Canadian telco Shaw Communications is selling its data center subsidiary ViaWest to Peak 10 for $1.675 billion. Shaw owned ViaWest for less than three years, having bought it for $1.2 billion in 2014. The sale has been rumored for some weeks.
Colorado-based ViaWest’s 30 North American facilities will combined with the ten US sites run by Peak 10, to create a large regional data center services provider company. The deal effectively returns ViaWest to its previous owner: GI Partners, (along with Oak Hill Capital) sold ViaWest to Shaw in 2014. Around that time GI bought Peak 10, and will be the majority shareholder of the combined company.
Change of plans
Shaw joins a long line of telcos filing through the exit door of the data center business. Other companies which have sold off their data centers in order to focus on their core telecoms business include Verizon, which sold its data centers to Equinix for $3.6bn in 2016, and CenturyLink which sold its facilities to a private equity group led by BC Partners and Medina Capital Advisors for $2.3bn the same year.

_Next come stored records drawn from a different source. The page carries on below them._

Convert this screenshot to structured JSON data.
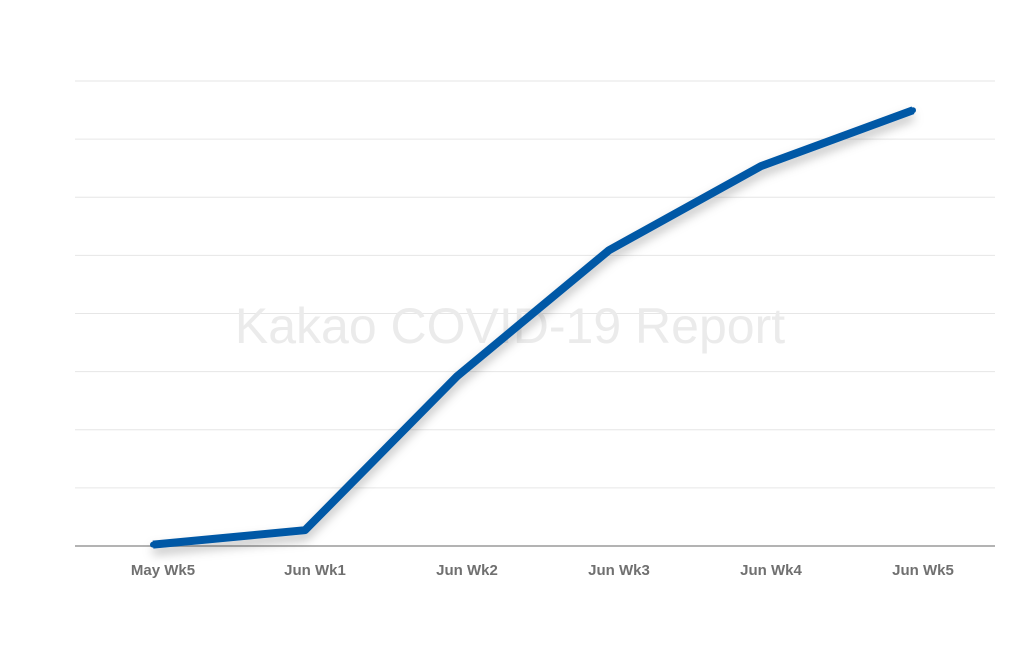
{
  "watermark": "Kakao COVID-19 Report",
  "chart_data": {
    "type": "line",
    "title": "",
    "xlabel": "",
    "ylabel": "",
    "categories": [
      "May Wk5",
      "Jun Wk1",
      "Jun Wk2",
      "Jun Wk3",
      "Jun Wk4",
      "Jun Wk5"
    ],
    "series": [
      {
        "color": "#0058a6",
        "values": [
          0.3,
          3.4,
          36.5,
          63.6,
          81.7,
          93.7
        ]
      }
    ],
    "ylim": [
      0,
      100
    ],
    "grid": true,
    "legend": "none"
  }
}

ViaWest and Peak 10 operate in 20 mostly North American markets, but with at least a presence in Amsterdam, acquired through ViaWest’s 2015 purchase of cloud provider iNetU. The company will offer colocation, connectivity, and private and public cloud utilities.
The list of other locations includes Atlanta, Austin, Charlotte, Cincinnati, Dallas, Denver, Ft. Lauderdale, Jacksonville, Las Vegas, Louisville, Minneapolis, Nashville, Phoenix, Portland, Raleigh, Richmond, Salt Lake City, Tampa and Calgary.
“Peak 10 and ViaWest will create a leading hybrid IT infrastructure and solutions provider well-positioned to deliver significant benefits to our customers,” said Peak 10 chief executive Chris Downie, who will become CEO of the combined company while
ViaWest CEO Nancy Phillips, who will be chair of the board, said: “As we contemplated strategic partnerships, we quickly concluded that Peak 10 offered a complementary footprint, shared focus on the customer, and talented team.”
The deal should close in the third quarter of this year.
Reuters reports that Shaw is spending $325 million (C$430m) from the sale in bolstering its mobile unit by buying wireless spectrum from Quebecor Media.